The mutex profile tracks contention on mutexes, such as sync.Mutex, sync.RWMutex, and runtime-internal locks.

Stack traces correspond to the end of the critical section causing contention. For example, a lock held for a long time while other goroutines are waiting to acquire the lock will report contention when the lock is finally unlocked (that is, at sync.Mutex.Unlock).

Sample values correspond to the approximate cumulative time other goroutines spent blocked waiting for the lock, subject to event-based sampling specified by runtime.SetMutexProfileFraction. For example, if a caller holds a lock for 1s while 5 other goroutines are waiting for the entire second to acquire the lock, its unlock call stack will report 5s of contention.

Runtime-internal locks are always reported at the location "runtime._LostContendedRuntimeLock". More detailed stack traces for runtime-internal locks can be obtained by setting `GODEBUG=runtimecontentionstacks=1` (see package runtime docs for caveats).

func Lookup

func Lookup(name string) *Profile

Lookup returns the profile with the given name, or nil if no such profile exists.

func NewProfile

func NewProfile(name string) *Profile

NewProfile creates a new profile with the given name. If a profile with that name already exists, NewProfile panics. The convention is to use a 'import/path.' prefix to create separate name spaces for each package. For compatibility with various tools that read pprof data, profile names should not contain spaces.

func Profiles

func Profiles() []*Profile

Profiles returns a slice of all the known profiles, sorted by name.

func (*Profile) Add

func (p *Profile) Add(value any, skip int)

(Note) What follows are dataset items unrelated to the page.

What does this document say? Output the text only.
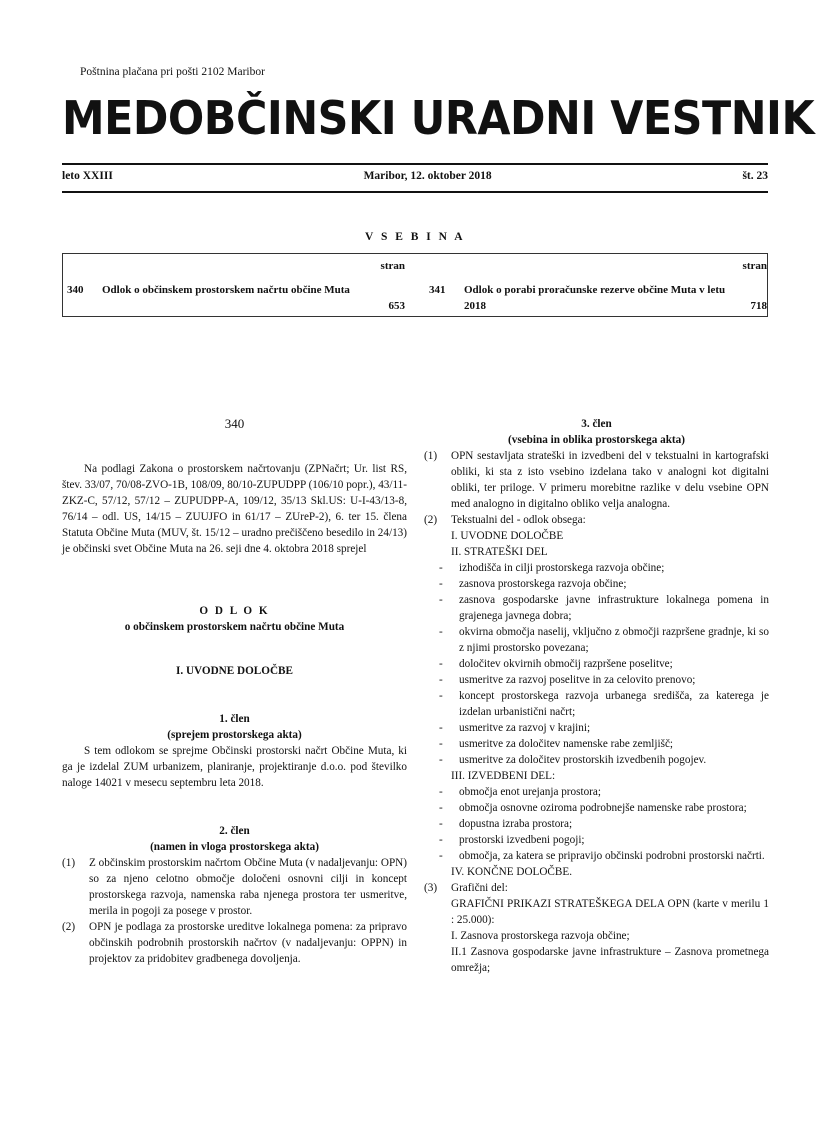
Poštnina plačana pri pošti 2102 Maribor
MEDOBČINSKI URADNI VESTNIK
leto XXIII	Maribor, 12. oktober 2018	št. 23
V S E B I N A
stran
340 Odlok o občinskem prostorskem načrtu občine Muta
653
stran
341 Odlok o porabi proračunske rezerve občine Muta v letu 2018	718

340

Na podlagi Zakona o prostorskem načrtovanju (ZPNačrt; Ur. list RS, štev. 33/07, 70/08-ZVO-1B, 108/09, 80/10-ZUPUDPP (106/10 popr.), 43/11-ZKZ-C, 57/12, 57/12 – ZUPUDPP-A, 109/12, 35/13 Skl.US: U-I-43/13-8, 76/14 – odl. US, 14/15 – ZUUJFO in 61/17 – ZUreP-2), 6. ter 15. člena Statuta Občine Muta (MUV, št. 15/12 – uradno prečiščeno besedilo in 24/13) je občinski svet Občine Muta na 26. seji dne 4. oktobra 2018 sprejel

O D L O K

o občinskem prostorskem načrtu občine Muta

I. UVODNE DOLOČBE

1. člen

(sprejem prostorskega akta)

S tem odlokom se sprejme Občinski prostorski načrt Občine Muta, ki ga je izdelal ZUM urbanizem, planiranje, projektiranje d.o.o. pod številko naloge 14021 v mesecu septembru leta 2018.

2. člen

(namen in vloga prostorskega akta)

(1)	Z občinskim prostorskim načrtom Občine Muta (v nadaljevanju: OPN) so za njeno celotno območje določeni osnovni cilji in koncept prostorskega razvoja, namenska raba njenega prostora ter usmeritve, merila in pogoji za posege v prostor.
(2)	OPN je podlaga za prostorske ureditve lokalnega pomena: za pripravo občinskih podrobnih prostorskih načrtov (v nadaljevanju: OPPN) in projektov za pridobitev gradbenega dovoljenja.

3. člen

(vsebina in oblika prostorskega akta)

(1)	OPN sestavljata strateški in izvedbeni del v tekstualni in kartografski obliki, ki sta z isto vsebino izdelana tako v analogni kot digitalni obliki, ter priloge. V primeru morebitne razlike v delu vsebine OPN med analogno in digitalno obliko velja analogna.
(2)	Tekstualni del - odlok obsega:
I. UVODNE DOLOČBE
II. STRATEŠKI DEL
-	izhodišča in cilji prostorskega razvoja občine;
-	zasnova prostorskega razvoja občine;
-	zasnova gospodarske javne infrastrukture lokalnega pomena in grajenega javnega dobra;
-	okvirna območja naselij, vključno z območji razpršene gradnje, ki so z njimi prostorsko povezana;
-	določitev okvirnih območij razpršene poselitve;
-	usmeritve za razvoj poselitve in za celovito prenovo;
-	koncept prostorskega razvoja urbanega središča, za katerega je izdelan urbanistični načrt;
-	usmeritve za razvoj v krajini;
-	usmeritve za določitev namenske rabe zemljišč;
-	usmeritve za določitev prostorskih izvedbenih pogojev.
III. IZVEDBENI DEL:
-	območja enot urejanja prostora;
-	območja osnovne oziroma podrobnejše namenske rabe prostora;
-	dopustna izraba prostora;
-	prostorski izvedbeni pogoji;
-	območja, za katera se pripravijo občinski podrobni prostorski načrti.
IV. KONČNE DOLOČBE.
(3)	Grafični del:
GRAFIČNI PRIKAZI STRATEŠKEGA DELA OPN (karte v merilu 1 : 25.000):
I. Zasnova prostorskega razvoja občine;
II.1 Zasnova gospodarske javne infrastrukture – Zasnova prometnega omrežja;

Add adds the current execution stack to the profile, associated with value. Add stores value in an internal map, so value must be suitable for use as a map key and will not be garbage collected until the corresponding call to Profile.Remove. Add panics if the profile already contains a stack for value.

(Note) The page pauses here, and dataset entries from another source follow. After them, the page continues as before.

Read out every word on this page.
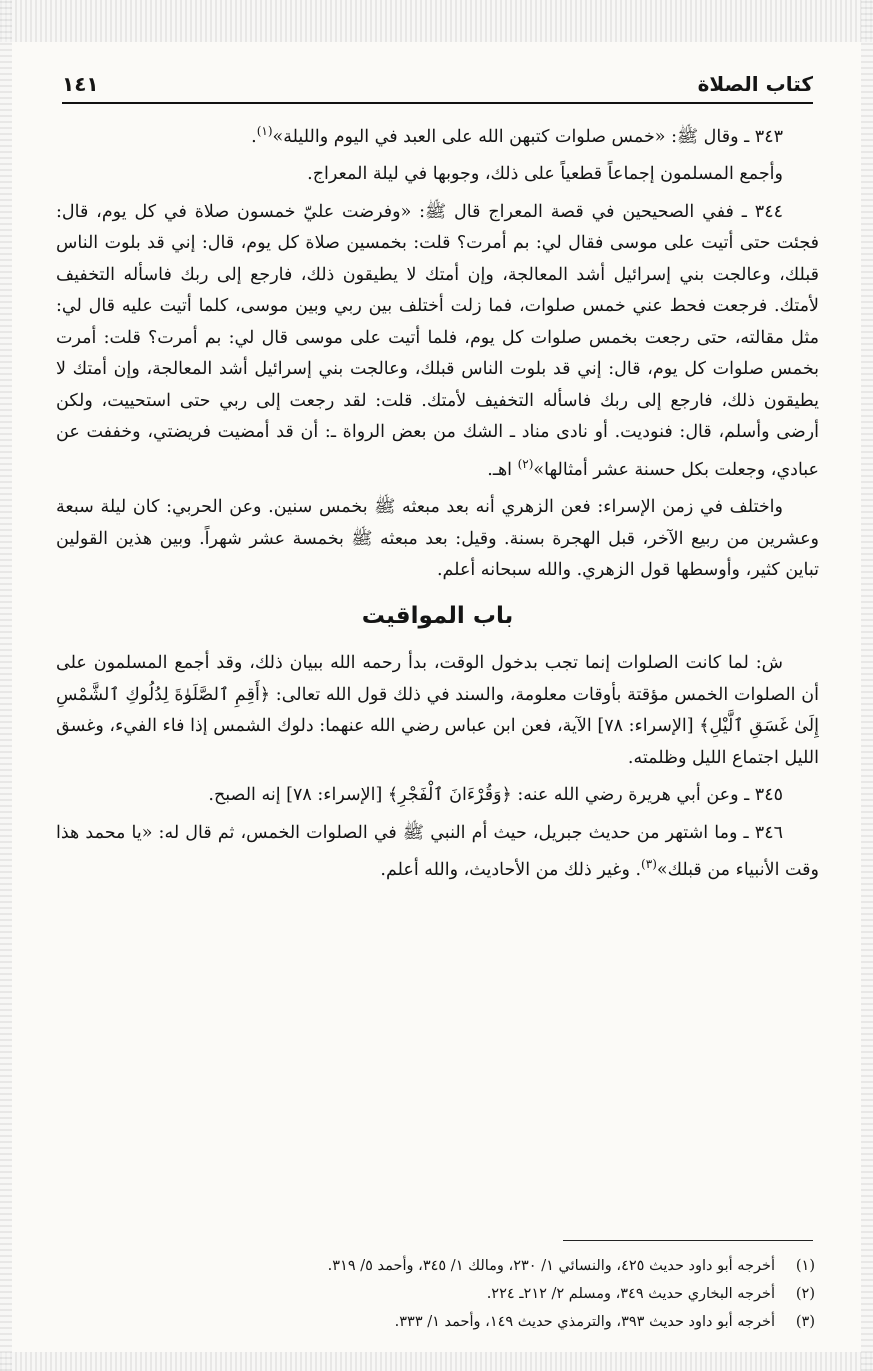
كتاب الصلاة
١٤١

٣٤٣ ـ وقال ﷺ: «خمس صلوات كتبهن الله على العبد في اليوم والليلة»$^{(١)}$.

وأجمع المسلمون إجماعاً قطعياً على ذلك، وجوبها في ليلة المعراج.

٣٤٤ ـ ففي الصحيحين في قصة المعراج قال ﷺ: «وفرضت عليّ خمسون صلاة في كل يوم، قال: فجئت حتى أتيت على موسى فقال لي: بم أمرت؟ قلت: بخمسين صلاة كل يوم، قال: إني قد بلوت الناس قبلك، وعالجت بني إسرائيل أشد المعالجة، وإن أمتك لا يطيقون ذلك، فارجع إلى ربك فاسأله التخفيف لأمتك. فرجعت فحط عني خمس صلوات، فما زلت أختلف بين ربي وبين موسى، كلما أتيت عليه قال لي: مثل مقالته، حتى رجعت بخمس صلوات كل يوم، فلما أتيت على موسى قال لي: بم أمرت؟ قلت: أمرت بخمس صلوات كل يوم، قال: إني قد بلوت الناس قبلك، وعالجت بني إسرائيل أشد المعالجة، وإن أمتك لا يطيقون ذلك، فارجع إلى ربك فاسأله التخفيف لأمتك. قلت: لقد رجعت إلى ربي حتى استحييت، ولكن أرضى وأسلم، قال: فنوديت. أو نادى مناد ـ الشك من بعض الرواة ـ: أن قد أمضيت فريضتي، وخففت عن عبادي، وجعلت بكل حسنة عشر أمثالها»$^{(٢)}$ اهـ.

واختلف في زمن الإسراء: فعن الزهري أنه بعد مبعثه ﷺ بخمس سنين. وعن الحربي: كان ليلة سبعة وعشرين من ربيع الآخر، قبل الهجرة بسنة. وقيل: بعد مبعثه ﷺ بخمسة عشر شهراً. وبين هذين القولين تباين كثير، وأوسطها قول الزهري. والله سبحانه أعلم.

باب المواقيت

ش: لما كانت الصلوات إنما تجب بدخول الوقت، بدأ رحمه الله ببيان ذلك، وقد أجمع المسلمون على أن الصلوات الخمس مؤقتة بأوقات معلومة، والسند في ذلك قول الله تعالى: ﴿أَقِمِ ٱلصَّلَوٰةَ لِدُلُوكِ ٱلشَّمْسِ إِلَىٰ غَسَقِ ٱلَّيْلِ﴾ [الإسراء: ٧٨] الآية، فعن ابن عباس رضي الله عنهما: دلوك الشمس إذا فاء الفيء، وغسق الليل اجتماع الليل وظلمته.

٣٤٥ ـ وعن أبي هريرة رضي الله عنه: ﴿وَقُرْءَانَ ٱلْفَجْرِ﴾ [الإسراء: ٧٨] إنه الصبح.

٣٤٦ ـ وما اشتهر من حديث جبريل، حيث أم النبي ﷺ في الصلوات الخمس، ثم قال له: «يا محمد هذا وقت الأنبياء من قبلك»$^{(٣)}$. وغير ذلك من الأحاديث، والله أعلم.

(١)
أخرجه أبو داود حديث ٤٢٥، والنسائي ١/ ٢٣٠، ومالك ١/ ٣٤٥، وأحمد ٥/ ٣١٩.
(٢)
أخرجه البخاري حديث ٣٤٩، ومسلم ٢/ ٢١٢ـ ٢٢٤.
(٣)
أخرجه أبو داود حديث ٣٩٣، والترمذي حديث ١٤٩، وأحمد ١/ ٣٣٣.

The skip parameter has the same meaning as runtime.Caller's skip and controls where the stack trace begins. Passing skip=0 begins the trace in the function calling Add. For example, given this execution stack:

called from rpc.NewClient
called from mypkg.Run
called from main.main

Passing skip=0 begins the stack trace at the call to Add inside rpc.NewClient. Passing skip=1 begins the stack trace at the call to NewClient inside mypkg.Run.

func (*Profile) Count

func (p *Profile) Count() int

Count returns the number of execution stacks currently in the profile.

func (*Profile) Name

func (p *Profile) Name() string

Name returns this profile's name, which can be passed to Lookup to reobtain the profile.

func (*Profile) Remove

func (p *Profile) Remove(value any)

Remove removes the execution stack associated with value from the profile. It is a no-op if the value is not in the profile.

func (*Profile) WriteTo

func (p *Profile) WriteTo(w io.Writer, debug int) error

WriteTo writes a pprof-formatted snapshot of the profile to w. If a write to w returns an error, WriteTo returns that error. Otherwise, WriteTo returns nil.

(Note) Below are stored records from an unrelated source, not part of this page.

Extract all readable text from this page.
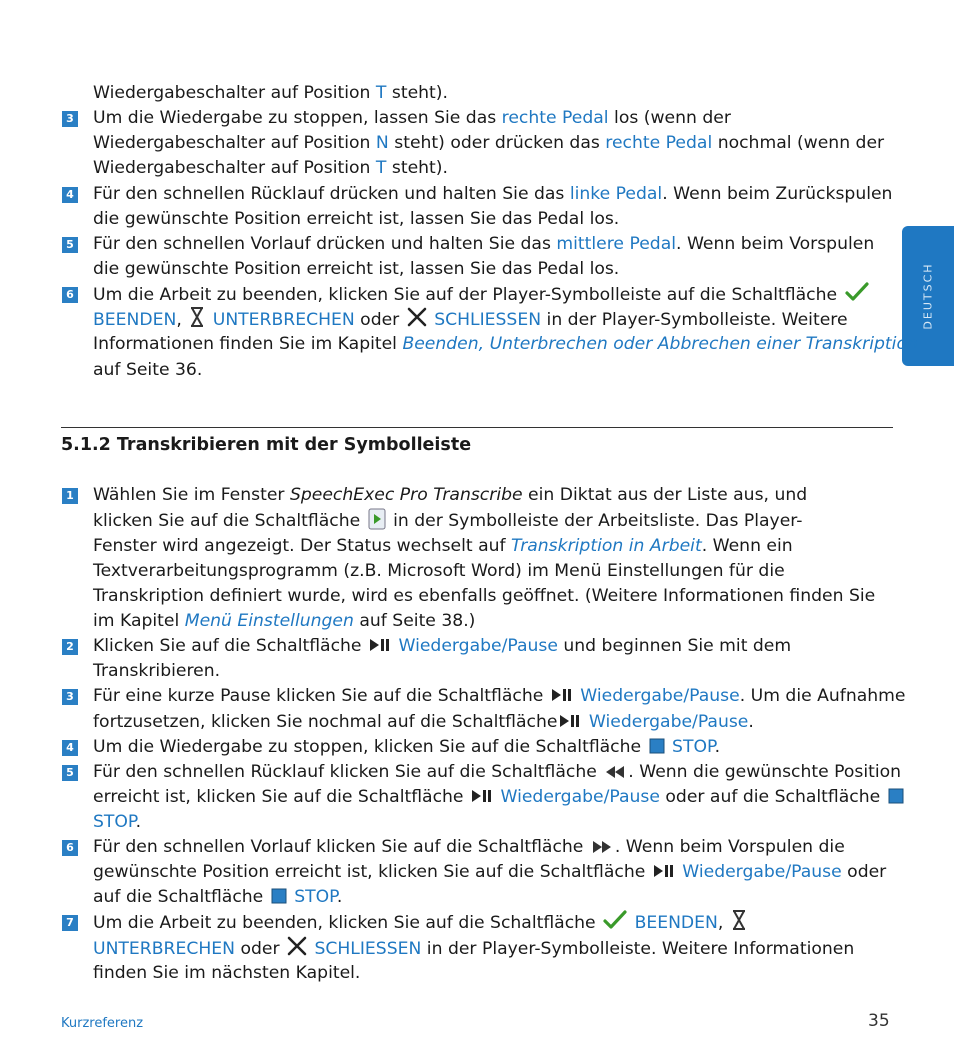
DEUTSCH
Wiedergabeschalter auf Position T steht).
Um die Wiedergabe zu stoppen, lassen Sie das rechte Pedal los (wenn der
Wiedergabeschalter auf Position N steht) oder drücken das rechte Pedal nochmal (wenn der
Wiedergabeschalter auf Position T steht).
Für den schnellen Rücklauf drücken und halten Sie das linke Pedal. Wenn beim Zurückspulen
die gewünschte Position erreicht ist, lassen Sie das Pedal los.
Für den schnellen Vorlauf drücken und halten Sie das mittlere Pedal. Wenn beim Vorspulen
die gewünschte Position erreicht ist, lassen Sie das Pedal los.
Um die Arbeit zu beenden, klicken Sie auf der Player-Symbolleiste auf die Schaltfläche
BEENDEN,  UNTERBRECHEN oder  SCHLIESSEN in der Player-Symbolleiste. Weitere
Informationen finden Sie im Kapitel Beenden, Unterbrechen oder Abbrechen einer Transkription
auf Seite 36.
3
4
5
6
5.1.2 Transkribieren mit der Symbolleiste
Wählen Sie im Fenster SpeechExec Pro Transcribe ein Diktat aus der Liste aus, und
klicken Sie auf die Schaltfläche  in der Symbolleiste der Arbeitsliste. Das Player-
Fenster wird angezeigt. Der Status wechselt auf Transkription in Arbeit. Wenn ein
Textverarbeitungsprogramm (z.B. Microsoft Word) im Menü Einstellungen für die
Transkription definiert wurde, wird es ebenfalls geöffnet. (Weitere Informationen finden Sie
im Kapitel Menü Einstellungen auf Seite 38.)
Klicken Sie auf die Schaltfläche Wiedergabe/Pause und beginnen Sie mit dem
Transkribieren.
Für eine kurze Pause klicken Sie auf die Schaltfläche Wiedergabe/Pause. Um die Aufnahme
fortzusetzen, klicken Sie nochmal auf die Schaltfläche Wiedergabe/Pause.
Um die Wiedergabe zu stoppen, klicken Sie auf die Schaltfläche STOP.
Für den schnellen Rücklauf klicken Sie auf die Schaltfläche . Wenn die gewünschte Position
erreicht ist, klicken Sie auf die Schaltfläche Wiedergabe/Pause oder auf die Schaltfläche
STOP.
Für den schnellen Vorlauf klicken Sie auf die Schaltfläche . Wenn beim Vorspulen die
gewünschte Position erreicht ist, klicken Sie auf die Schaltfläche Wiedergabe/Pause oder
auf die Schaltfläche STOP.
Um die Arbeit zu beenden, klicken Sie auf die Schaltfläche BEENDEN,
UNTERBRECHEN oder  SCHLIESSEN in der Player-Symbolleiste. Weitere Informationen
finden Sie im nächsten Kapitel.
1
2
3
4
5
6
7
Kurzreferenz	35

The debug parameter enables additional output. Passing debug=0 writes the gzip-compressed protocol buffer described in https://github.com/google/pprof/tree/master/proto#overview. Passing debug=1 writes the legacy text format with comments translating addresses to function names and line numbers, so that a programmer can read the profile without tools.

The predefined profiles may assign meaning to other debug values; for example, when printing the "goroutine" profile, debug=2 means to print the goroutine stacks in the same form that a Go program uses when dying due to an unrecovered panic.